Posted on May 16, 2011


Do You Know the Way to East LA?
by AnneLise Sorensen

While it aimed to skewer stereotypes, Cheech and Chong’s bong-fueled 1980 “Born in East LA” lingers in the minds of some as synonymous with the neighborhood. (Cheech: I was born in East LA. Chong: Oh yeah…? Let`s see your green card. Cheech:  Huh? Green card? I`m from East LA.)

Yes, East LA is the largest Hispanic community in the US – click here to see my earlier post on celebrating Mexican cuisine, Eat Your Way through East LA. But, as one of the city’s oldest neighborhoods, it also has a remarkably rich history in other cultures, including Japanese and Jewish.

The sun-baked, forlorn little corner of East 1st Street in Boyle Heights doesn’t look like much, but it’s where you’ll find Otomisan, one of LA’s earliest Japanese restaurants.

Open the squeaky screen door to Otomisan, which is hardly bigger than a sushi roll, with three booths and a row of counter stools leftover from its days as an ice-cream parlor. Highlights are the spicy tuna bowl and the miso soup, floating with fresh, springy tofu. Otomisan, which originally opened in 1956 and is one of the last remnants of Boyle Heights’ once-thriving Japanese community, is a quirky blend of the last five decades: Linoleum and pleather; Kabuki masks; a cheap calendar from a local realtor hanging askew; and one of those good-luck cats with the big painted eyes and battery-powered waving paw.
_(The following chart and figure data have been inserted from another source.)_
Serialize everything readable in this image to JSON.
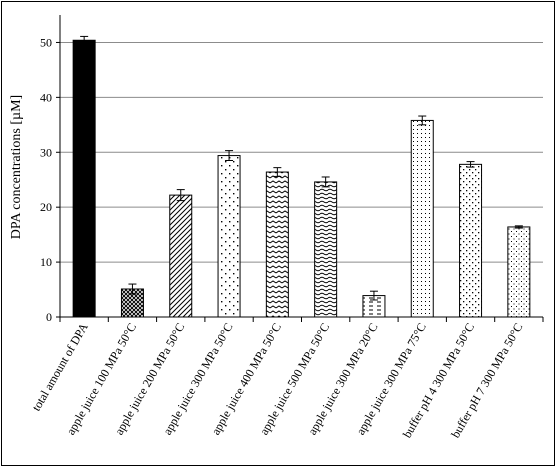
{
  "chart_data": {
    "type": "bar",
    "title": "",
    "xlabel": "",
    "ylabel": "DPA concentrations  [µM]",
    "ylim": [
      0,
      55
    ],
    "yticks": [
      0,
      10,
      20,
      30,
      40,
      50
    ],
    "grid": "horizontal",
    "categories": [
      "total amount of DPA",
      "apple juice  100 MPa 50°C",
      "apple juice  200 MPa 50°C",
      "apple juice  300 MPa 50°C",
      "apple juice  400 MPa 50°C",
      "apple juice  500 MPa 50°C",
      "apple juice  300 MPa 20°C",
      "apple juice  300 MPa 75°C",
      "buffer pH 4  300 MPa 50°C",
      "buffer pH 7  300 MPa 50°C"
    ],
    "values": [
      50.4,
      5.1,
      22.2,
      29.4,
      26.4,
      24.6,
      3.9,
      35.8,
      27.8,
      16.4
    ],
    "errors": [
      0.7,
      0.9,
      1.0,
      0.9,
      0.8,
      0.9,
      0.8,
      0.8,
      0.5,
      0.2
    ],
    "patterns": [
      "solid",
      "cross",
      "diag-up",
      "dots-sparse",
      "wave",
      "hlines",
      "dash-h",
      "dots-fine",
      "dots-medium",
      "dots-small"
    ]
  }
}
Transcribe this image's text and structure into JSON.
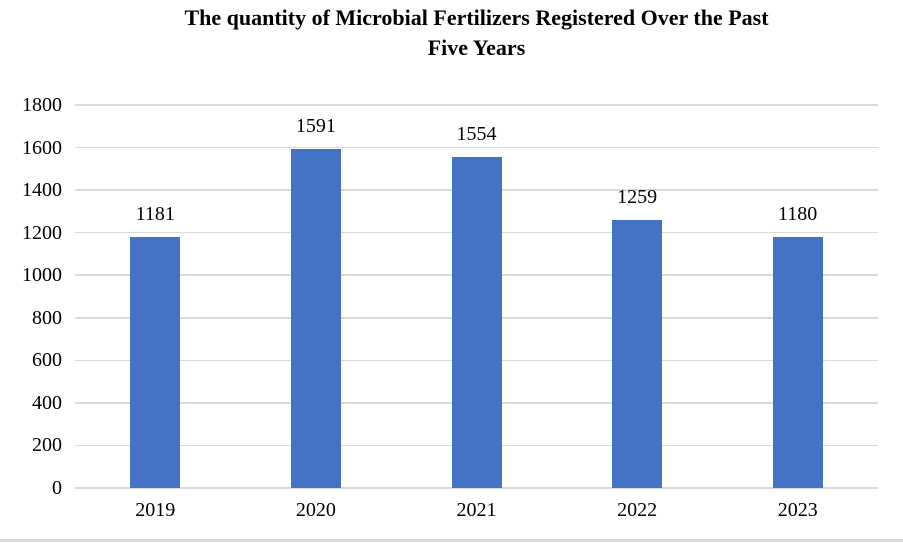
{
  "chart_data": {
    "type": "bar",
    "title": "The quantity of Microbial Fertilizers Registered Over the Past Five Years",
    "title_lines": [
      "The quantity of Microbial Fertilizers Registered Over the Past",
      "Five Years"
    ],
    "categories": [
      "2019",
      "2020",
      "2021",
      "2022",
      "2023"
    ],
    "values": [
      1181,
      1591,
      1554,
      1259,
      1180
    ],
    "data_labels": [
      "1181",
      "1591",
      "1554",
      "1259",
      "1180"
    ],
    "xlabel": "",
    "ylabel": "",
    "ylim": [
      0,
      1800
    ],
    "yticks": [
      0,
      200,
      400,
      600,
      800,
      1000,
      1200,
      1400,
      1600,
      1800
    ],
    "grid": true,
    "legend": "none",
    "colors": {
      "bar": "#4472C4",
      "gridline": "#D9D9D9",
      "axis_line": "#D9D9D9",
      "text": "#000000",
      "bottom_border": "#D9D9D9",
      "background": "#FFFFFF"
    }
  }
}
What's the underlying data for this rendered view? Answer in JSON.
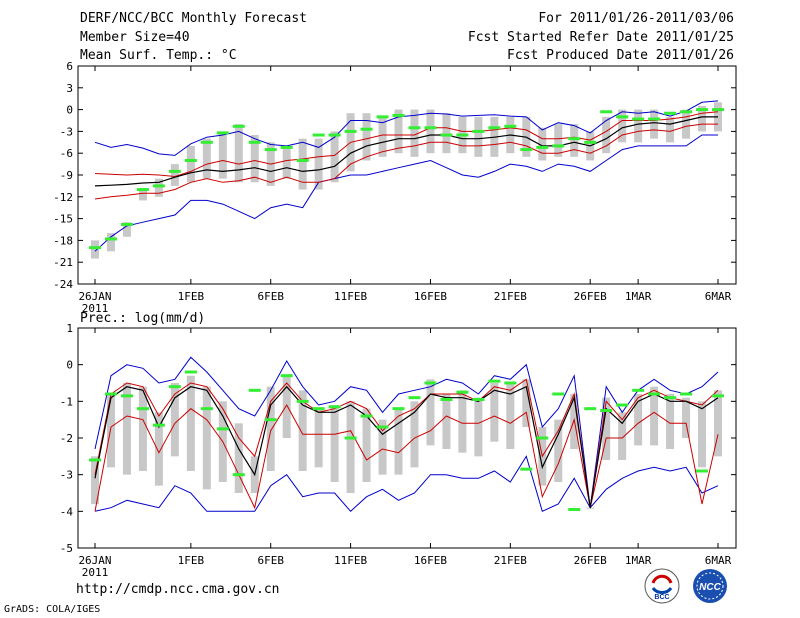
{
  "header": {
    "left": [
      "DERF/NCC/BCC Monthly Forecast",
      "Member Size=40",
      "Mean Surf. Temp.: °C"
    ],
    "right": [
      "For 2011/01/26-2011/03/06",
      "Fcst Started Refer Date 2011/01/25",
      "Fcst Produced Date 2011/01/26"
    ]
  },
  "footer": {
    "url": "http://cmdp.ncc.cma.gov.cn",
    "credit": "GrADS: COLA/IGES"
  },
  "logos": {
    "bcc": "BCC",
    "ncc": "NCC"
  },
  "colors": {
    "envelope": "#0000cc",
    "spread": "#cc0000",
    "mean": "#000000",
    "box": "#c8c8c8",
    "observed": "#33ee33"
  },
  "chart_data": [
    {
      "type": "line",
      "title": "Mean Surf. Temp.: °C",
      "ylim": [
        -24,
        6
      ],
      "yticks": [
        6,
        3,
        0,
        -3,
        -6,
        -9,
        -12,
        -15,
        -18,
        -21,
        -24
      ],
      "xticks": [
        {
          "i": 0,
          "label": "26JAN",
          "sub": "2011"
        },
        {
          "i": 6,
          "label": "1FEB"
        },
        {
          "i": 11,
          "label": "6FEB"
        },
        {
          "i": 16,
          "label": "11FEB"
        },
        {
          "i": 21,
          "label": "16FEB"
        },
        {
          "i": 26,
          "label": "21FEB"
        },
        {
          "i": 31,
          "label": "26FEB"
        },
        {
          "i": 34,
          "label": "1MAR"
        },
        {
          "i": 39,
          "label": "6MAR"
        }
      ],
      "days": 40,
      "series": [
        {
          "name": "max",
          "values": [
            -4.5,
            -5.2,
            -4.8,
            -5.3,
            -6.1,
            -6.3,
            -4.7,
            -3.8,
            -3.5,
            -3.0,
            -4.0,
            -4.8,
            -5.0,
            -4.5,
            -5.2,
            -3.8,
            -1.5,
            -1.5,
            -1.8,
            -1.0,
            -0.8,
            -0.5,
            -0.6,
            -0.9,
            -0.8,
            -0.7,
            -0.9,
            -1.0,
            -2.8,
            -1.8,
            -2.2,
            -3.2,
            -1.5,
            -0.3,
            -0.5,
            -0.3,
            -0.9,
            -0.2,
            1.0,
            1.2
          ]
        },
        {
          "name": "upper",
          "values": [
            -8.8,
            -8.9,
            -9.0,
            -8.9,
            -9.0,
            -9.2,
            -8.5,
            -7.5,
            -7.0,
            -7.5,
            -7.0,
            -7.5,
            -7.0,
            -6.8,
            -6.5,
            -6.3,
            -4.5,
            -4.0,
            -3.5,
            -3.5,
            -3.5,
            -2.5,
            -2.5,
            -3.0,
            -3.0,
            -2.8,
            -2.5,
            -2.8,
            -4.0,
            -4.0,
            -3.8,
            -4.2,
            -3.0,
            -1.5,
            -1.5,
            -1.5,
            -1.3,
            -1.0,
            -0.5,
            -0.3
          ]
        },
        {
          "name": "mean",
          "values": [
            -10.5,
            -10.4,
            -10.3,
            -10.1,
            -10.0,
            -9.3,
            -8.7,
            -8.3,
            -8.5,
            -8.3,
            -8.0,
            -8.5,
            -8.0,
            -8.5,
            -8.3,
            -7.8,
            -6.0,
            -5.0,
            -4.5,
            -4.0,
            -4.0,
            -3.5,
            -3.5,
            -4.0,
            -4.0,
            -3.8,
            -3.5,
            -3.8,
            -5.0,
            -5.0,
            -4.5,
            -5.0,
            -4.0,
            -2.5,
            -2.0,
            -1.8,
            -2.0,
            -1.5,
            -1.0,
            -1.0
          ]
        },
        {
          "name": "lower",
          "values": [
            -12.3,
            -12.0,
            -11.8,
            -11.5,
            -11.5,
            -11.0,
            -10.0,
            -9.5,
            -10.0,
            -9.8,
            -9.3,
            -10.0,
            -9.3,
            -10.0,
            -10.0,
            -9.5,
            -7.5,
            -6.5,
            -5.8,
            -5.3,
            -5.0,
            -4.5,
            -4.5,
            -5.0,
            -5.0,
            -4.8,
            -4.5,
            -5.0,
            -6.0,
            -6.0,
            -5.5,
            -6.0,
            -5.0,
            -3.5,
            -3.0,
            -2.8,
            -3.0,
            -2.3,
            -2.0,
            -2.0
          ]
        },
        {
          "name": "min",
          "values": [
            -19.5,
            -17.5,
            -16.0,
            -15.5,
            -15.0,
            -14.5,
            -12.5,
            -12.5,
            -13.0,
            -14.0,
            -15.0,
            -13.5,
            -13.0,
            -13.5,
            -10.0,
            -9.5,
            -9.0,
            -9.0,
            -8.5,
            -8.0,
            -7.5,
            -7.0,
            -8.0,
            -9.0,
            -9.3,
            -8.5,
            -7.5,
            -7.8,
            -8.5,
            -7.5,
            -7.8,
            -8.5,
            -7.0,
            -5.5,
            -5.0,
            -5.0,
            -5.0,
            -5.0,
            -3.5,
            -3.5
          ]
        },
        {
          "name": "box_top",
          "values": [
            -18,
            -17,
            -15.5,
            -11,
            -9.5,
            -7.5,
            -5,
            -4,
            -3,
            -2,
            -3.5,
            -4.5,
            -5,
            -4,
            -4,
            -3,
            -0.5,
            -0.5,
            -1,
            0,
            0,
            0,
            -0.5,
            -1,
            -1,
            -1,
            -1,
            -1,
            -2.5,
            -2,
            -2,
            -3,
            -1,
            0,
            0,
            0,
            -1,
            0,
            0.5,
            1
          ]
        },
        {
          "name": "box_bottom",
          "values": [
            -20.5,
            -19.5,
            -17.5,
            -12.5,
            -12,
            -10.5,
            -10,
            -9.5,
            -9.5,
            -10,
            -10,
            -10.5,
            -9.5,
            -11,
            -11,
            -10,
            -8.5,
            -7,
            -6.5,
            -6,
            -6.5,
            -6,
            -6,
            -6,
            -6.5,
            -6.5,
            -6,
            -6.5,
            -7,
            -6.5,
            -6.5,
            -7,
            -6,
            -4.5,
            -4.5,
            -4,
            -4.5,
            -4,
            -3,
            -3
          ]
        },
        {
          "name": "observed",
          "values": [
            -19,
            -17.8,
            -15.8,
            -11,
            -10.5,
            -8.5,
            -7,
            -4.5,
            -3.2,
            -2.3,
            -4.5,
            -5.5,
            -5.2,
            -7,
            -3.5,
            -3.5,
            -3,
            -2.7,
            -1,
            -0.8,
            -2.5,
            -2.5,
            -3.5,
            -3.5,
            -3,
            -2.5,
            -2.3,
            -5.5,
            -5.2,
            -5,
            -4,
            -4.5,
            -0.3,
            -1,
            -1.3,
            -1.3,
            -0.5,
            -0.3,
            0,
            0
          ]
        }
      ]
    },
    {
      "type": "line",
      "title": "Prec.: log(mm/d)",
      "ylim": [
        -5,
        1
      ],
      "yticks": [
        1,
        0,
        -1,
        -2,
        -3,
        -4,
        -5
      ],
      "xticks": [
        {
          "i": 0,
          "label": "26JAN",
          "sub": "2011"
        },
        {
          "i": 6,
          "label": "1FEB"
        },
        {
          "i": 11,
          "label": "6FEB"
        },
        {
          "i": 16,
          "label": "11FEB"
        },
        {
          "i": 21,
          "label": "16FEB"
        },
        {
          "i": 26,
          "label": "21FEB"
        },
        {
          "i": 31,
          "label": "26FEB"
        },
        {
          "i": 34,
          "label": "1MAR"
        },
        {
          "i": 39,
          "label": "6MAR"
        }
      ],
      "days": 40,
      "series": [
        {
          "name": "max",
          "values": [
            -2.3,
            -0.3,
            0.0,
            -0.1,
            -0.5,
            -0.4,
            0.2,
            -0.2,
            -0.7,
            -1.2,
            -1.4,
            -0.7,
            0.1,
            -0.6,
            -1.1,
            -1.0,
            -0.6,
            -0.7,
            -1.3,
            -0.8,
            -0.7,
            -0.6,
            -0.4,
            -0.5,
            -0.8,
            -0.3,
            -0.4,
            0.0,
            -1.7,
            -1.2,
            -0.3,
            -3.9,
            -0.6,
            -1.3,
            -0.7,
            -0.4,
            -0.7,
            -0.8,
            -0.6,
            -0.2
          ]
        },
        {
          "name": "upper",
          "values": [
            -3.0,
            -0.8,
            -0.5,
            -0.6,
            -1.4,
            -0.8,
            -0.5,
            -0.6,
            -1.2,
            -2.0,
            -2.5,
            -1.0,
            -0.5,
            -1.0,
            -1.3,
            -1.2,
            -1.0,
            -1.2,
            -1.8,
            -1.4,
            -1.2,
            -0.8,
            -0.8,
            -0.8,
            -1.0,
            -0.6,
            -0.7,
            -0.4,
            -2.5,
            -1.8,
            -0.8,
            -3.9,
            -1.0,
            -1.5,
            -0.9,
            -0.7,
            -0.9,
            -1.0,
            -1.1,
            -0.7
          ]
        },
        {
          "name": "mean",
          "values": [
            -3.1,
            -0.9,
            -0.6,
            -0.7,
            -1.7,
            -0.9,
            -0.6,
            -0.7,
            -1.4,
            -2.3,
            -3.0,
            -1.1,
            -0.6,
            -1.1,
            -1.3,
            -1.3,
            -1.1,
            -1.4,
            -1.9,
            -1.6,
            -1.3,
            -0.8,
            -0.9,
            -0.9,
            -1.0,
            -0.7,
            -0.8,
            -0.6,
            -2.8,
            -1.9,
            -0.9,
            -3.9,
            -1.2,
            -1.6,
            -1.0,
            -0.8,
            -1.0,
            -1.0,
            -1.2,
            -0.9
          ]
        },
        {
          "name": "lower",
          "values": [
            -4.0,
            -1.7,
            -1.4,
            -1.5,
            -2.4,
            -1.6,
            -1.2,
            -1.5,
            -2.1,
            -3.0,
            -3.9,
            -1.8,
            -1.1,
            -1.9,
            -1.9,
            -1.9,
            -1.8,
            -2.6,
            -2.3,
            -2.4,
            -2.0,
            -1.8,
            -1.4,
            -1.6,
            -1.6,
            -1.4,
            -1.6,
            -1.3,
            -3.6,
            -2.7,
            -1.5,
            -3.9,
            -2.0,
            -2.0,
            -1.6,
            -1.3,
            -1.6,
            -1.6,
            -3.8,
            -1.9
          ]
        },
        {
          "name": "min",
          "values": [
            -4.0,
            -3.9,
            -3.7,
            -3.8,
            -3.9,
            -3.3,
            -3.5,
            -4.0,
            -4.0,
            -4.0,
            -4.0,
            -3.3,
            -3.0,
            -3.6,
            -3.5,
            -3.5,
            -4.0,
            -3.6,
            -3.4,
            -3.7,
            -3.5,
            -3.0,
            -3.0,
            -3.1,
            -3.1,
            -2.9,
            -3.2,
            -2.5,
            -4.0,
            -3.8,
            -3.1,
            -3.9,
            -3.4,
            -3.1,
            -2.9,
            -2.8,
            -2.9,
            -2.8,
            -3.5,
            -3.3
          ]
        },
        {
          "name": "box_top",
          "values": [
            -2.5,
            -0.8,
            -0.5,
            -0.6,
            -1.3,
            -0.5,
            -0.3,
            -0.6,
            -1.0,
            -1.6,
            -2.5,
            -0.6,
            -0.3,
            -0.7,
            -1.2,
            -1.1,
            -1.0,
            -1.2,
            -1.5,
            -1.2,
            -1.0,
            -0.4,
            -0.8,
            -0.7,
            -0.9,
            -0.5,
            -0.5,
            -0.4,
            -1.7,
            -1.5,
            -0.8,
            -3.9,
            -0.9,
            -1.3,
            -0.8,
            -0.6,
            -0.8,
            -0.9,
            -1.0,
            -0.7
          ]
        },
        {
          "name": "box_bottom",
          "values": [
            -3.8,
            -2.8,
            -3.0,
            -2.9,
            -3.3,
            -2.5,
            -2.9,
            -3.4,
            -3.2,
            -3.5,
            -3.5,
            -2.9,
            -2.0,
            -2.9,
            -2.8,
            -3.2,
            -3.5,
            -3.2,
            -3.0,
            -3.0,
            -2.8,
            -2.2,
            -2.3,
            -2.4,
            -2.5,
            -2.1,
            -2.3,
            -1.7,
            -3.3,
            -3.2,
            -2.3,
            -3.9,
            -2.6,
            -2.6,
            -2.2,
            -2.2,
            -2.3,
            -2.0,
            -2.8,
            -2.5
          ]
        },
        {
          "name": "observed",
          "values": [
            -2.6,
            -0.8,
            -0.85,
            -1.2,
            -1.65,
            -0.6,
            -0.2,
            -1.2,
            -1.75,
            -3.0,
            -0.7,
            -1.5,
            -0.3,
            -1.0,
            -1.2,
            -1.15,
            -2.0,
            -1.4,
            -1.7,
            -1.2,
            -0.9,
            -0.5,
            -0.95,
            -0.75,
            -0.95,
            -0.45,
            -0.5,
            -2.85,
            -2.0,
            -0.8,
            -3.95,
            -1.2,
            -1.25,
            -1.1,
            -0.7,
            -0.8,
            -0.9,
            -0.8,
            -2.9,
            -0.85
          ]
        }
      ]
    }
  ]
}
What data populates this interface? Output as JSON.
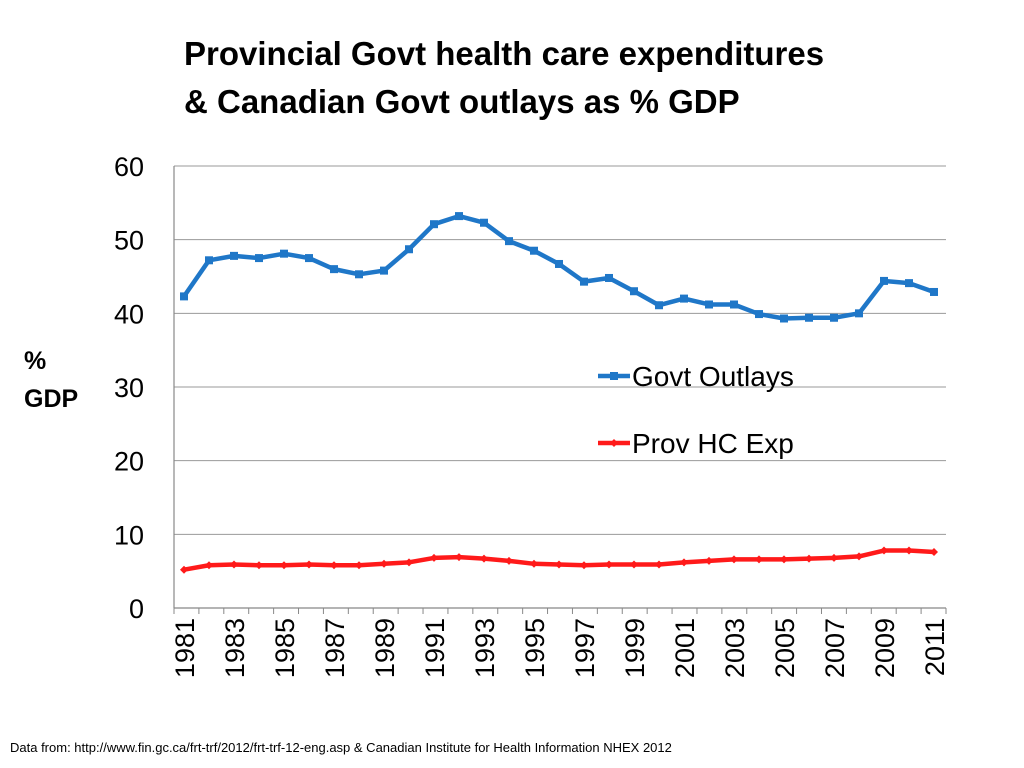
{
  "title_line1": "Provincial Govt health care expenditures",
  "title_line2": "& Canadian Govt outlays as % GDP",
  "ylabel_line1": "%",
  "ylabel_line2": "GDP",
  "source": "Data from: http://www.fin.gc.ca/frt-trf/2012/frt-trf-12-eng.asp &  Canadian Institute for Health Information NHEX 2012",
  "colors": {
    "outlays": "#1f77c8",
    "hc": "#ff1a1a",
    "grid": "#9a9a9a"
  },
  "chart_data": {
    "type": "line",
    "title": "Provincial Govt health care expenditures & Canadian Govt outlays as % GDP",
    "xlabel": "",
    "ylabel": "% GDP",
    "ylim": [
      0,
      60
    ],
    "yticks": [
      0,
      10,
      20,
      30,
      40,
      50,
      60
    ],
    "grid": true,
    "legend": "center-right",
    "x": [
      1981,
      1982,
      1983,
      1984,
      1985,
      1986,
      1987,
      1988,
      1989,
      1990,
      1991,
      1992,
      1993,
      1994,
      1995,
      1996,
      1997,
      1998,
      1999,
      2000,
      2001,
      2002,
      2003,
      2004,
      2005,
      2006,
      2007,
      2008,
      2009,
      2010,
      2011
    ],
    "xtick_labels": [
      "1981",
      "1983",
      "1985",
      "1987",
      "1989",
      "1991",
      "1993",
      "1995",
      "1997",
      "1999",
      "2001",
      "2003",
      "2005",
      "2007",
      "2009",
      "2011"
    ],
    "series": [
      {
        "name": "Govt Outlays",
        "values": [
          42.3,
          47.2,
          47.8,
          47.5,
          48.1,
          47.5,
          46.0,
          45.3,
          45.8,
          48.7,
          52.1,
          53.2,
          52.3,
          49.8,
          48.5,
          46.7,
          44.3,
          44.8,
          43.0,
          41.1,
          42.0,
          41.2,
          41.2,
          39.9,
          39.3,
          39.4,
          39.4,
          40.0,
          44.4,
          44.1,
          42.9
        ]
      },
      {
        "name": "Prov HC Exp",
        "values": [
          5.2,
          5.8,
          5.9,
          5.8,
          5.8,
          5.9,
          5.8,
          5.8,
          6.0,
          6.2,
          6.8,
          6.9,
          6.7,
          6.4,
          6.0,
          5.9,
          5.8,
          5.9,
          5.9,
          5.9,
          6.2,
          6.4,
          6.6,
          6.6,
          6.6,
          6.7,
          6.8,
          7.0,
          7.8,
          7.8,
          7.6
        ]
      }
    ]
  }
}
Pay a visit to the elegant Japanese American Museum (Metro: Little Tokyo/Arts District), which celebrated its 25th anniversary in 2010 with exhibits like American Tapestry, featuring 25 works from the permanent collection, including a poignant handful of dusty marbles. In the 1940s, a boy named Toru Saito buried his marble collection in the desert in front of his barracks at a Utah Japanese Internment camp. Decades later, Saito returned, and, with nostalgic curiosity, began digging. The marbles were still there. They were dusty and scratched, but when rubbed, the marbles’ colors – swirls of green and dusky orange – were as bright as before.